General characteristics
- Class & type: Type VIIC/41 submarine
- Displacement: 759 tonnes (747 long tons) surfaced; 860 t (846 long tons) submerged;
- Length: 67.10 m (220 ft 2 in) o/a; 50.50 m (165 ft 8 in) pressure hull;
- Beam: 6.20 m (20 ft 4 in) o/a; 4.70 m (15 ft 5 in) pressure hull;
- Height: 9.60 m (31 ft 6 in)
- Draught: 4.74 m (15 ft 7 in)
- Installed power: 2,800–3,200 PS (2,100–2,400 kW; 2,800–3,200 bhp) (diesels); 750 PS (550 kW; 740 shp) (electric);
- Propulsion: 2 shafts; 2 × diesel engines; 2 × electric motors;
- Speed: 17.7 knots (32.8 km/h; 20.4 mph) surfaced; 7.6 knots (14.1 km/h; 8.7 mph) submerged;
- Range: 8,500 nmi (15,700 km; 9,800 mi) at 10 knots (19 km/h; 12 mph) surfaced; 80 nmi (150 km; 92 mi) at 4 knots (7.4 km/h; 4.6 mph) submerged;
- Test depth: 250 m (820 ft); Crush depth: 275–325 m (902–1,066 ft);
- Complement: 4 officers, 40–56 enlisted
- Armament: 5 × 53.3 cm (21 in) torpedo tubes (four bow, one stern); 14 × torpedoes ; 1 × 8.8 cm (3.46 in) deck gun (220 rounds); 1 × 3.7 cm (1.5 in) Flak M42 AA gun; 2 × 2 cm (0.79 in) C/30 AA guns;

Service record
- Part of: 4th U-boat Flotilla; 30 December 1943 – 1 April 1945; 5th U-boat Flotilla; 1 April – 8 May 1945;
- Identification codes: M 06 051
- Commanders: Oblt.z.S. Siegfried Breinlinger; 30 December 1943 – 10 July 1944; Oblt.z.S. Heinz Emmrich; 11 July 1944 – 8 May 1945;
- Operations: 2 patrols:; 1st patrol:; 16 – 21 April 1945; 2nd patrol:; 27 April – 8 May 1945;
- Victories: None

= German submarine U-320 =

German World War II submarine

German submarine U-320 was a Type VIIC/41 U-boat of Nazi Germany's Kriegsmarine during World War II.
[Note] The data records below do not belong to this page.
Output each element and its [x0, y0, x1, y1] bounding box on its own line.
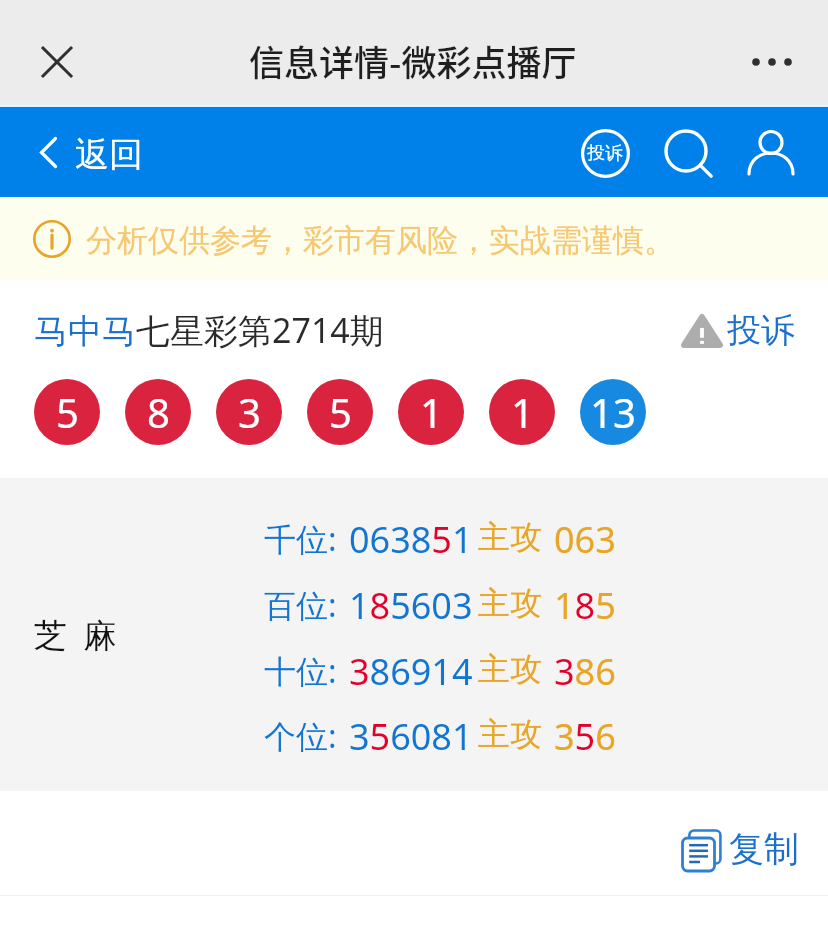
button[interactable]: Search [657, 124, 719, 186]
button[interactable]: Account [740, 122, 802, 184]
staticText: 个位: [264, 714, 337, 758]
staticText: 主攻 [478, 649, 542, 689]
staticText: 356081 [349, 712, 473, 761]
staticText: 十位: [264, 649, 337, 693]
button[interactable]: 复制 [682, 828, 799, 872]
staticText: 信息详情-微彩点播厅 [249, 35, 577, 86]
staticText: 主攻 [478, 714, 542, 754]
staticText: 063851 [349, 515, 473, 564]
staticText: 复制 [729, 827, 799, 871]
staticText: 063 [554, 515, 616, 564]
staticText: 356 [554, 712, 616, 761]
staticText: 主攻 [478, 583, 542, 623]
staticText: 投诉 [587, 142, 623, 165]
staticText: 主攻 [478, 517, 542, 557]
staticText: 5 [56, 385, 79, 439]
staticText: 芝 麻 [34, 612, 117, 657]
staticText: 1 [420, 385, 443, 439]
button[interactable]: 返回 [40, 108, 145, 197]
staticText: 8 [147, 385, 170, 439]
staticText: 386914 [349, 647, 473, 696]
button[interactable]: 投诉 [681, 309, 795, 352]
staticText: 13 [590, 385, 636, 439]
staticText: 返回 [75, 133, 143, 176]
staticText: 马中马七星彩第2714期 [34, 307, 384, 353]
staticText: 百位: [264, 583, 337, 627]
staticText: 386 [554, 647, 616, 696]
staticText: 3 [238, 385, 261, 439]
staticText: 投诉 [727, 309, 795, 352]
staticText: 1 [511, 385, 534, 439]
staticText: 分析仅供参考，彩市有风险，实战需谨慎。 [86, 221, 675, 260]
staticText: 185 [554, 581, 616, 630]
button[interactable]: Close [14, 20, 99, 104]
staticText: 185603 [349, 581, 473, 630]
button[interactable]: 投诉 [574, 122, 636, 184]
staticText: 5 [329, 385, 352, 439]
button[interactable]: More options [730, 20, 814, 104]
staticText: 千位: [264, 517, 337, 561]
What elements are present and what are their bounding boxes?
She carried out two patrols and did not sink any ships.

The boat was badly damaged on 8 May 1945 by a British aircraft and consequently scuttled by the crew in the North Sea; the last to be sunk by direct action.

==Design==
German Type VIIC/41 submarines were preceded by the heavier Type VIIC submarines. U-320 had a displacement of 759 t when at the surface and 860 t while submerged. She had a total length of 67.10 m, a pressure hull length of 50.50 m, a beam of 6.20 m, a height of 9.60 m, and a draught of 4.74 m. The submarine was powered by two Germaniawerft F46 four-stroke, six-cylinder supercharged diesel engines producing a total of 2800 to 3200 PS for use while surfaced, two Garbe, Lahmeyer & Co. RP 137/c double-acting electric motors producing a total of 750 PS for use while submerged. She had two shafts and two 1.23 m propellers. The boat was capable of operating at depths of up to 230 m.
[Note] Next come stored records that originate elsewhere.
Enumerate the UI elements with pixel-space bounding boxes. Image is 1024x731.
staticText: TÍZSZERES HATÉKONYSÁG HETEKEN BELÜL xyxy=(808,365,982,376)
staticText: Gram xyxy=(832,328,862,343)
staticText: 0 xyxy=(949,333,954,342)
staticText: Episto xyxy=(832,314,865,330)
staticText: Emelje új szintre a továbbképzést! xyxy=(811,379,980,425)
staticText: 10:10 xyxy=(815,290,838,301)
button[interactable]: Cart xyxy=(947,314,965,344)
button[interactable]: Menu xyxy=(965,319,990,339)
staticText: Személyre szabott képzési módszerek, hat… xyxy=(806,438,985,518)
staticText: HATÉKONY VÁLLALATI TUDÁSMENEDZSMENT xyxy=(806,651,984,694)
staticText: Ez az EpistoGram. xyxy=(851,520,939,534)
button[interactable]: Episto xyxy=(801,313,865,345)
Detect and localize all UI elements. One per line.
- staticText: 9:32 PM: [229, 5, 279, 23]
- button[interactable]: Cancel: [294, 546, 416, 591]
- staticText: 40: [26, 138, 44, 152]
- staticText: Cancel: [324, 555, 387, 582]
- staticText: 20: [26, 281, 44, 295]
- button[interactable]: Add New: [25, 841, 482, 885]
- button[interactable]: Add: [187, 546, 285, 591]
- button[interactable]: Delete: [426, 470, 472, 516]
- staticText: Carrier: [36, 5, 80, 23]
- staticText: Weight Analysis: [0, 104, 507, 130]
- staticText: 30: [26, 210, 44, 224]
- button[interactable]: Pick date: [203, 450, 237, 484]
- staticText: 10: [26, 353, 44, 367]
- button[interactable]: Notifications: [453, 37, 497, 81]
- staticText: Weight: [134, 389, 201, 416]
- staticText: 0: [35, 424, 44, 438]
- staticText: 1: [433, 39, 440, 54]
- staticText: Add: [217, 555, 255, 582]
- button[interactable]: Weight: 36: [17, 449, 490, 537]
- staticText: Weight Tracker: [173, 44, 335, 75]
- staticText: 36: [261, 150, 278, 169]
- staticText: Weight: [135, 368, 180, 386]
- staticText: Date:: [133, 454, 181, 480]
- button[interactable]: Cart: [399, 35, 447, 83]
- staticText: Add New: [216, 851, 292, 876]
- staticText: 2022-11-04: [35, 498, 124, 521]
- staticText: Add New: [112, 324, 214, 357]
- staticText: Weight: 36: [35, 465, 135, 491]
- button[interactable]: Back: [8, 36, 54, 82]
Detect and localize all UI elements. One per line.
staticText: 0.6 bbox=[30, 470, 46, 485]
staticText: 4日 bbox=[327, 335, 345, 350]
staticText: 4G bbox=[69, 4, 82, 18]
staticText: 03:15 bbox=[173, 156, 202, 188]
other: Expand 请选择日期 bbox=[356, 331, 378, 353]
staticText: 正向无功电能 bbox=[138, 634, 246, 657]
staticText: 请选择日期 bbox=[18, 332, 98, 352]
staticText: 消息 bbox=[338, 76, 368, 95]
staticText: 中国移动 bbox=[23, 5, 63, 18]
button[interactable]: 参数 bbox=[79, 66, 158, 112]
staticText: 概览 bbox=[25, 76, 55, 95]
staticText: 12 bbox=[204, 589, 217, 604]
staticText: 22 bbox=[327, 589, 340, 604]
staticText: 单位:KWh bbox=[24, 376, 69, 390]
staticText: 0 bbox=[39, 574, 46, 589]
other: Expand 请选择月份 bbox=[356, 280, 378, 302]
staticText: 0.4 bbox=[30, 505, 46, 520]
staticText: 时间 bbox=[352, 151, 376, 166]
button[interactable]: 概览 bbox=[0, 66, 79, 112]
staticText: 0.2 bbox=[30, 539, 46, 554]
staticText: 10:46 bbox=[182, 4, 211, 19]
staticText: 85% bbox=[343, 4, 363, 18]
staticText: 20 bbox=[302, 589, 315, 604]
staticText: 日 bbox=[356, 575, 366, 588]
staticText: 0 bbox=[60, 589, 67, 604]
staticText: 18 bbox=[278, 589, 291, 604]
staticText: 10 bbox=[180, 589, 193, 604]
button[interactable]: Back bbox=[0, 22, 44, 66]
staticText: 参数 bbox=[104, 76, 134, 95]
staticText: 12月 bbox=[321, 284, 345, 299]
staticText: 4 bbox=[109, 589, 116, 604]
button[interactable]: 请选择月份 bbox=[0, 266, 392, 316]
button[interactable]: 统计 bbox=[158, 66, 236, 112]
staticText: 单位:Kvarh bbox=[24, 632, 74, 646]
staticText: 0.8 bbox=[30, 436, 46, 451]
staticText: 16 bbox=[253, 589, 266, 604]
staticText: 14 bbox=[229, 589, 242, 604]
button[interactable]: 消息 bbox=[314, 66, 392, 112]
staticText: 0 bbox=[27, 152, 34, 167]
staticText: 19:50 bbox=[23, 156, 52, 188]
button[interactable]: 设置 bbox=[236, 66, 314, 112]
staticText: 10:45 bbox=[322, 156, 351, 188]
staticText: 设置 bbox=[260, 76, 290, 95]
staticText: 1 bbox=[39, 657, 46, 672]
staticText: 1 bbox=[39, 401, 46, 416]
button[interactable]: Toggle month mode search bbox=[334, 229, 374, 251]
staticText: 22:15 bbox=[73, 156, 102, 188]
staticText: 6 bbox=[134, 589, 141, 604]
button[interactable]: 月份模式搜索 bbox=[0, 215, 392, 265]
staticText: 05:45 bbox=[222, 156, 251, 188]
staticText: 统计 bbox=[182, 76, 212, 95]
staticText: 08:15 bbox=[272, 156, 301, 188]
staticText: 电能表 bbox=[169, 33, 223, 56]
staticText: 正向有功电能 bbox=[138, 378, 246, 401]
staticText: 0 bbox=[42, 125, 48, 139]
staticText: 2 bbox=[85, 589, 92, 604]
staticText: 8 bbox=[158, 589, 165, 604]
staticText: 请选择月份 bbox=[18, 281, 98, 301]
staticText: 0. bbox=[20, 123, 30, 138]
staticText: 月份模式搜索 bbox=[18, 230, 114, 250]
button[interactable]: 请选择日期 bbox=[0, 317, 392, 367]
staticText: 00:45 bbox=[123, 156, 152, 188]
The submarine had a maximum surface speed of 17.7 kn and a maximum submerged speed of 7.6 kn. When submerged, the boat could operate for 80 nmi at 4 kn; when surfaced, she could travel 8500 nmi at 10 kn. U-320 was fitted with five 53.3 cm torpedo tubes (four fitted at the bow and one at the stern), fourteen torpedoes, one 8.8 cm SK C/35 naval gun, (220 rounds), one 3.7 cm Flak M42 and two 2 cm C/30 anti-aircraft guns. The boat had a complement of between forty-four and sixty.

==Service history==

The submarine was laid down on 1 December 1942 by the Flender Werke yard at Lübeck as yard number 320, launched on 6 November 1943 and commissioned on 30 December under the command of Oberleutnant zur See Siegfried Breinlinger.
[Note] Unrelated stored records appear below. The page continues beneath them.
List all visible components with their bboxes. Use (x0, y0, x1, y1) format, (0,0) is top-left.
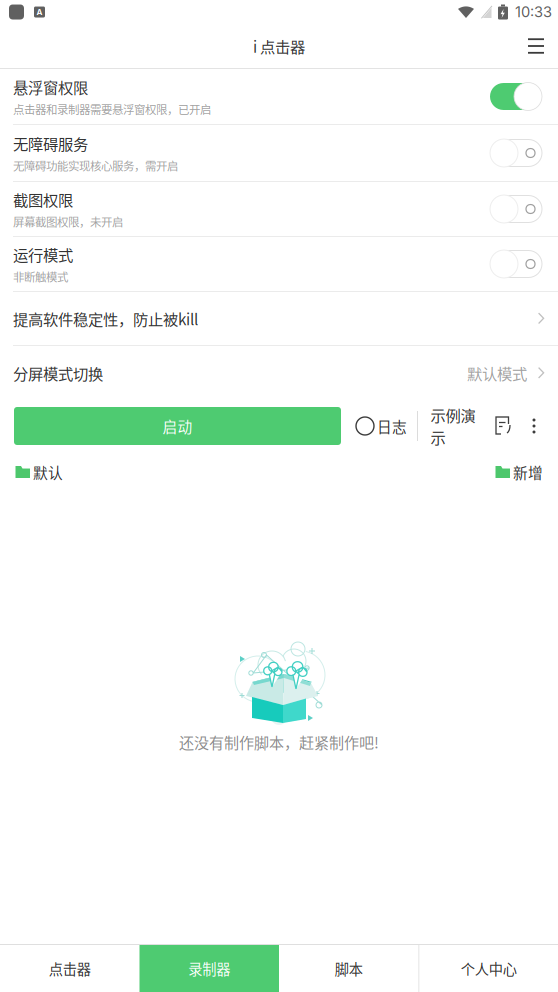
button[interactable]: 示例演示 (418, 404, 488, 448)
staticText: 新增 (513, 461, 543, 483)
button[interactable]: 默认 (15, 456, 63, 488)
button[interactable]: 脚本 (279, 945, 418, 992)
staticText: A (36, 7, 42, 17)
button[interactable]: 日志 (341, 404, 417, 448)
staticText: 录制器 (188, 958, 230, 979)
button[interactable]: 截图权限 (0, 182, 558, 237)
staticText: 默认模式 (467, 362, 527, 384)
staticText: 默认 (33, 461, 63, 483)
button[interactable]: 运行模式 (0, 237, 558, 292)
staticText: 点击器和录制器需要悬浮窗权限，已开启 (13, 101, 211, 117)
staticText: 启动 (162, 415, 192, 437)
staticText: 无障碍功能实现核心服务，需开启 (13, 157, 178, 174)
staticText: 个人中心 (461, 958, 517, 979)
staticText: 点击器 (49, 958, 91, 979)
staticText: 非断触模式 (13, 268, 68, 285)
button[interactable]: 个人中心 (418, 945, 558, 992)
button[interactable]: More (520, 404, 548, 448)
button[interactable]: Import script (488, 404, 520, 448)
staticText: 提高软件稳定性，防止被kill (13, 307, 198, 330)
staticText: 示例演示 (430, 404, 476, 448)
staticText: 脚本 (335, 958, 363, 979)
button[interactable]: 提高软件稳定性，防止被kill (0, 292, 558, 346)
staticText: 日志 (377, 415, 407, 437)
staticText: 悬浮窗权限 (13, 76, 88, 98)
button[interactable]: 分屏模式切换 (0, 346, 558, 400)
button[interactable]: 新增 (495, 456, 543, 488)
button[interactable]: 启动 (14, 407, 341, 445)
button[interactable]: 无障碍服务 (0, 125, 558, 182)
staticText: 还没有制作脚本，赶紧制作吧! (179, 731, 379, 753)
staticText: 运行模式 (13, 243, 73, 265)
staticText: 分屏模式切换 (13, 362, 103, 384)
button[interactable]: 悬浮窗权限 (0, 69, 558, 125)
button[interactable]: 点击器 (0, 945, 140, 992)
button[interactable]: Menu (514, 24, 558, 68)
staticText: i 点击器 (253, 35, 305, 57)
staticText: 屏幕截图权限，未开启 (13, 213, 123, 230)
staticText: 无障碍服务 (13, 132, 88, 154)
button[interactable]: 录制器 (140, 945, 279, 992)
staticText: 10:33 (515, 3, 552, 21)
staticText: 截图权限 (13, 188, 73, 210)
She served with the 4th U-boat Flotilla for training, from 30 December 1943 to 1 April 1944 and the 5th flotilla for operations until her sinking on 8 May 1945.

===First patrol===
U-320 departed Kiel on 16 April 1945 and arrived in Horten Naval Base (south of Oslo), on the 21st.

===Second patrol and loss===
The boat left Horten on 27 April 1945. On 8 May she was badly damaged by depth charges dropped from a British Catalina of No. 210 Squadron RAF. The battered submarine managed to surface off the Norwegian coast, where she was scuttled.